すぐ脇の高速道路を通り、子供の頃から、数十回と脇を素通りしていた。高速から見上げた、山の少し先に、このような時間が止まったような、静寂に満ちた尾根道が続いていたなんて。ここは本当にお勧めだ。
本日で京都までの前半戦がほぼ終了。旅の半分が終わりだ。どこが一番良かったか、と言えば、迷わず中山峠。そう答える。アプローチは、日坂宿からの上りの方が良いかもしれない。江戸の、またその前の平安の時代から続く、ゆったりとした時間を感じることができるだろう。途中いくつもの石碑が、歌人の遺した歌を示してくれる。その一つ一つが、中山峠を味わい深くしてくれる。
こうした文化的な遺構の残し方に、その町のセンスが現れる。島田、金谷、そして掛川。距離が短かったので、休息日程度にしか考えていなかった工程だが、前半で一番思い出に残る印象的な一日となった。
掛川城
ホテルに予想通り、早くに着き、洗濯を済ませてもまだ時間があったので、掛川城へ向かった。大河ドラマで、山内一豊の功名が辻を放送していた頃、家族で訪れた。
山内家の家紋は、私が小学生の頃使っていた学年マークと一緒だ。帽子や体操着などに名前とともに、この学年マークを使っていた。当時は山内家の家紋だなんて、当然知らない。普通は一年一組のように書くが、代わりにこのマークを描いた。すると学年が変わっても描き換える必要がない。六年間をともに過ごした。
また、山内一豊は豊臣秀吉の命で、天皇の聚楽第への行幸を、石田三成と共に担当している。時代は違うが、私も十数年前に行幸を担当したことがあるので、親近感を持っている。

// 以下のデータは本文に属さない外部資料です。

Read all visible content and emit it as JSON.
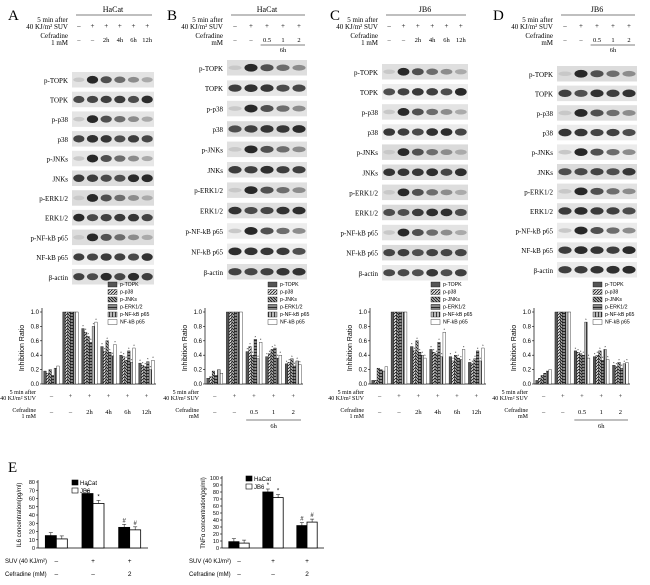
{
  "panels": [
    {
      "letter": "A",
      "cell_line": "HaCat",
      "cond1": "5 min after",
      "cond2": "40 KJ/m² SUV",
      "drug": "Cefradine",
      "dose": "1 mM",
      "dose_unit": "",
      "time_label": "",
      "signs": [
        "–",
        "+",
        "+",
        "+",
        "+",
        "+"
      ],
      "dose_marks": [
        "–",
        "–",
        "2h",
        "4h",
        "6h",
        "12h"
      ],
      "blots": [
        "p-TOPK",
        "TOPK",
        "p-p38",
        "p38",
        "p-JNKs",
        "JNKs",
        "p-ERK1/2",
        "ERK1/2",
        "p-NF-kB p65",
        "NF-kB p65",
        "β-actin"
      ]
    },
    {
      "letter": "B",
      "cell_line": "HaCat",
      "cond1": "5 min after",
      "cond2": "40 KJ/m² SUV",
      "drug": "Cefradine",
      "dose": "",
      "dose_unit": "mM",
      "time_label": "6h",
      "signs": [
        "–",
        "+",
        "+",
        "+",
        "+"
      ],
      "dose_marks": [
        "–",
        "–",
        "0.5",
        "1",
        "2"
      ],
      "blots": [
        "p-TOPK",
        "TOPK",
        "p-p38",
        "p38",
        "p-JNKs",
        "JNKs",
        "p-ERK1/2",
        "ERK1/2",
        "p-NF-kB p65",
        "NF-kB p65",
        "β-actin"
      ]
    },
    {
      "letter": "C",
      "cell_line": "JB6",
      "cond1": "5 min after",
      "cond2": "40 KJ/m² SUV",
      "drug": "Cefradine",
      "dose": "1 mM",
      "dose_unit": "",
      "time_label": "",
      "signs": [
        "–",
        "+",
        "+",
        "+",
        "+",
        "+"
      ],
      "dose_marks": [
        "–",
        "–",
        "2h",
        "4h",
        "6h",
        "12h"
      ],
      "blots": [
        "p-TOPK",
        "TOPK",
        "p-p38",
        "p38",
        "p-JNKs",
        "JNKs",
        "p-ERK1/2",
        "ERK1/2",
        "p-NF-kB p65",
        "NF-kB p65",
        "β-actin"
      ]
    },
    {
      "letter": "D",
      "cell_line": "JB6",
      "cond1": "5 min after",
      "cond2": "40 KJ/m² SUV",
      "drug": "Cefradine",
      "dose": "",
      "dose_unit": "mM",
      "time_label": "6h",
      "signs": [
        "–",
        "+",
        "+",
        "+",
        "+"
      ],
      "dose_marks": [
        "–",
        "–",
        "0.5",
        "1",
        "2"
      ],
      "blots": [
        "p-TOPK",
        "TOPK",
        "p-p38",
        "p38",
        "p-JNKs",
        "JNKs",
        "p-ERK1/2",
        "ERK1/2",
        "p-NF-kB p65",
        "NF-kB p65",
        "β-actin"
      ]
    }
  ],
  "bar_charts": [
    {
      "ylabel": "Inhibition Ratio",
      "yticks": [
        "0.0",
        "0.2",
        "0.4",
        "0.6",
        "0.8",
        "1.0"
      ],
      "cond1": "5 min after",
      "cond2": "40 KJ/m² SUV",
      "drug": "Cefradine",
      "drug_unit": "1 mM",
      "signs": [
        "–",
        "+",
        "+",
        "+",
        "+",
        "+"
      ],
      "marks": [
        "–",
        "–",
        "2h",
        "4h",
        "6h",
        "12h"
      ],
      "bracket_label": "",
      "legend": [
        "p-TOPK",
        "p-p38",
        "p-JNKs",
        "p-ERK1/2",
        "p-NF-kB p65",
        "NF-kB p65"
      ]
    },
    {
      "ylabel": "Inhibition Ratio",
      "yticks": [
        "0.0",
        "0.2",
        "0.4",
        "0.6",
        "0.8",
        "1.0"
      ],
      "cond1": "5 min after",
      "cond2": "40 KJ/m² SUV",
      "drug": "Cefradine",
      "drug_unit": "mM",
      "signs": [
        "–",
        "+",
        "+",
        "+",
        "+"
      ],
      "marks": [
        "–",
        "–",
        "0.5",
        "1",
        "2"
      ],
      "bracket_label": "6h",
      "legend": [
        "p-TOPK",
        "p-p38",
        "p-JNKs",
        "p-ERK1/2",
        "p-NF-kB p65",
        "NF-kB p65"
      ]
    },
    {
      "ylabel": "Inhibition Ratio",
      "yticks": [
        "0.0",
        "0.2",
        "0.4",
        "0.6",
        "0.8",
        "1.0"
      ],
      "cond1": "5 min after",
      "cond2": "40 KJ/m² SUV",
      "drug": "Cefradine",
      "drug_unit": "1 mM",
      "signs": [
        "–",
        "+",
        "+",
        "+",
        "+",
        "+"
      ],
      "marks": [
        "–",
        "–",
        "2h",
        "4h",
        "6h",
        "12h"
      ],
      "bracket_label": "",
      "legend": [
        "p-TOPK",
        "p-p38",
        "p-JNKs",
        "p-ERK1/2",
        "p-NF-kB p65",
        "NF-kB p65"
      ]
    },
    {
      "ylabel": "Inhibition Ratio",
      "yticks": [
        "0.0",
        "0.2",
        "0.4",
        "0.6",
        "0.8",
        "1.0"
      ],
      "cond1": "5 min after",
      "cond2": "40 KJ/m² SUV",
      "drug": "Cefradine",
      "drug_unit": "mM",
      "signs": [
        "–",
        "+",
        "+",
        "+",
        "+"
      ],
      "marks": [
        "–",
        "–",
        "0.5",
        "1",
        "2"
      ],
      "bracket_label": "6h",
      "legend": [
        "p-TOPK",
        "p-p38",
        "p-JNKs",
        "p-ERK1/2",
        "p-NF-kB p65",
        "NF-kB p65"
      ]
    }
  ],
  "panel_e": {
    "letter": "E",
    "row_label_suv": "SUV (40 KJ/m²)",
    "row_label_drug": "Cefradine (mM)",
    "suv_marks": [
      "–",
      "+",
      "+"
    ],
    "drug_marks": [
      "–",
      "–",
      "2"
    ],
    "charts": [
      {
        "ylabel": "IL6 concentration(pg/ml)",
        "yticks": [
          "0",
          "10",
          "20",
          "30",
          "40",
          "50",
          "60",
          "70",
          "80"
        ],
        "legend": [
          "HaCat",
          "JB6"
        ],
        "annotations": [
          "*",
          "*",
          "#",
          "#"
        ]
      },
      {
        "ylabel": "TNFα concentration(pg/ml)",
        "yticks": [
          "0",
          "10",
          "20",
          "30",
          "40",
          "50",
          "60",
          "70",
          "80",
          "90",
          "100"
        ],
        "legend": [
          "HaCat",
          "JB6"
        ],
        "annotations": [
          "*",
          "*",
          "#",
          "#"
        ]
      }
    ]
  },
  "chart_data": [
    {
      "type": "bar",
      "categories": [
        "–/–",
        "+/–",
        "+/2h",
        "+/4h",
        "+/6h",
        "+/12h"
      ],
      "ylim": [
        0,
        1.0
      ],
      "series": [
        {
          "name": "p-TOPK",
          "values": [
            0.18,
            1.0,
            0.77,
            0.52,
            0.4,
            0.29
          ]
        },
        {
          "name": "p-p38",
          "values": [
            0.15,
            1.0,
            0.72,
            0.45,
            0.38,
            0.26
          ]
        },
        {
          "name": "p-JNKs",
          "values": [
            0.2,
            1.0,
            0.66,
            0.6,
            0.33,
            0.24
          ]
        },
        {
          "name": "p-ERK1/2",
          "values": [
            0.12,
            1.0,
            0.58,
            0.44,
            0.46,
            0.31
          ]
        },
        {
          "name": "p-NF-kB p65",
          "values": [
            0.22,
            1.0,
            0.8,
            0.39,
            0.3,
            0.2
          ]
        },
        {
          "name": "NF-kB p65",
          "values": [
            0.25,
            1.0,
            0.86,
            0.55,
            0.5,
            0.33
          ]
        }
      ]
    },
    {
      "type": "bar",
      "categories": [
        "–/–",
        "+/–",
        "+/0.5",
        "+/1",
        "+/2"
      ],
      "ylim": [
        0,
        1.0
      ],
      "series": [
        {
          "name": "p-TOPK",
          "values": [
            0.08,
            1.0,
            0.45,
            0.38,
            0.28
          ]
        },
        {
          "name": "p-p38",
          "values": [
            0.1,
            1.0,
            0.52,
            0.42,
            0.3
          ]
        },
        {
          "name": "p-JNKs",
          "values": [
            0.18,
            1.0,
            0.4,
            0.48,
            0.35
          ]
        },
        {
          "name": "p-ERK1/2",
          "values": [
            0.12,
            1.0,
            0.62,
            0.5,
            0.25
          ]
        },
        {
          "name": "p-NF-kB p65",
          "values": [
            0.2,
            1.0,
            0.35,
            0.36,
            0.32
          ]
        },
        {
          "name": "NF-kB p65",
          "values": [
            0.15,
            1.0,
            0.58,
            0.4,
            0.27
          ]
        }
      ]
    },
    {
      "type": "bar",
      "categories": [
        "–/–",
        "+/–",
        "+/2h",
        "+/4h",
        "+/6h",
        "+/12h"
      ],
      "ylim": [
        0,
        1.0
      ],
      "series": [
        {
          "name": "p-TOPK",
          "values": [
            0.05,
            1.0,
            0.52,
            0.48,
            0.38,
            0.3
          ]
        },
        {
          "name": "p-p38",
          "values": [
            0.05,
            1.0,
            0.46,
            0.44,
            0.32,
            0.28
          ]
        },
        {
          "name": "p-JNKs",
          "values": [
            0.22,
            1.0,
            0.6,
            0.42,
            0.4,
            0.35
          ]
        },
        {
          "name": "p-ERK1/2",
          "values": [
            0.2,
            1.0,
            0.44,
            0.58,
            0.36,
            0.46
          ]
        },
        {
          "name": "p-NF-kB p65",
          "values": [
            0.18,
            1.0,
            0.4,
            0.38,
            0.34,
            0.32
          ]
        },
        {
          "name": "NF-kB p65",
          "values": [
            0.24,
            1.0,
            0.36,
            0.72,
            0.48,
            0.5
          ]
        }
      ]
    },
    {
      "type": "bar",
      "categories": [
        "–/–",
        "+/–",
        "+/0.5",
        "+/1",
        "+/2"
      ],
      "ylim": [
        0,
        1.0
      ],
      "series": [
        {
          "name": "p-TOPK",
          "values": [
            0.05,
            1.0,
            0.46,
            0.38,
            0.26
          ]
        },
        {
          "name": "p-p38",
          "values": [
            0.08,
            1.0,
            0.44,
            0.4,
            0.24
          ]
        },
        {
          "name": "p-JNKs",
          "values": [
            0.12,
            1.0,
            0.42,
            0.46,
            0.3
          ]
        },
        {
          "name": "p-ERK1/2",
          "values": [
            0.15,
            1.0,
            0.4,
            0.33,
            0.22
          ]
        },
        {
          "name": "p-NF-kB p65",
          "values": [
            0.18,
            1.0,
            0.86,
            0.48,
            0.28
          ]
        },
        {
          "name": "NF-kB p65",
          "values": [
            0.2,
            1.0,
            0.36,
            0.34,
            0.3
          ]
        }
      ]
    },
    {
      "type": "bar",
      "categories": [
        "–/–",
        "+/–",
        "+/2"
      ],
      "ylabel": "IL6 concentration(pg/ml)",
      "ylim": [
        0,
        80
      ],
      "series": [
        {
          "name": "HaCat",
          "values": [
            15,
            66,
            25
          ]
        },
        {
          "name": "JB6",
          "values": [
            11,
            54,
            22
          ]
        }
      ]
    },
    {
      "type": "bar",
      "categories": [
        "–/–",
        "+/–",
        "+/2"
      ],
      "ylabel": "TNFα concentration(pg/ml)",
      "ylim": [
        0,
        100
      ],
      "series": [
        {
          "name": "HaCat",
          "values": [
            9,
            80,
            32
          ]
        },
        {
          "name": "JB6",
          "values": [
            7,
            72,
            37
          ]
        }
      ]
    }
  ]
}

天皇陛下を迎えるというのは、実に大変なことだ。東海道にも明治天皇の座った石、休んだ本陣が数多く残っている。石碑が立つくらい、大変なことを、平成の時代に経験出来たことは、実に幸運だった。
そんな掛川城に着いたのは閉館間際。
「今はあなたひとり。貸切ですよ」と言われ、靴箱を見ると、私の靴がただ一足。城主気分で急な階段をよじ登る。
遠く浜松が見えると案内が流れていたが、よく見えない。明日はよく見えないほど遠い浜松まで歩く。
前半もこれで終了。実に充実した一日となった。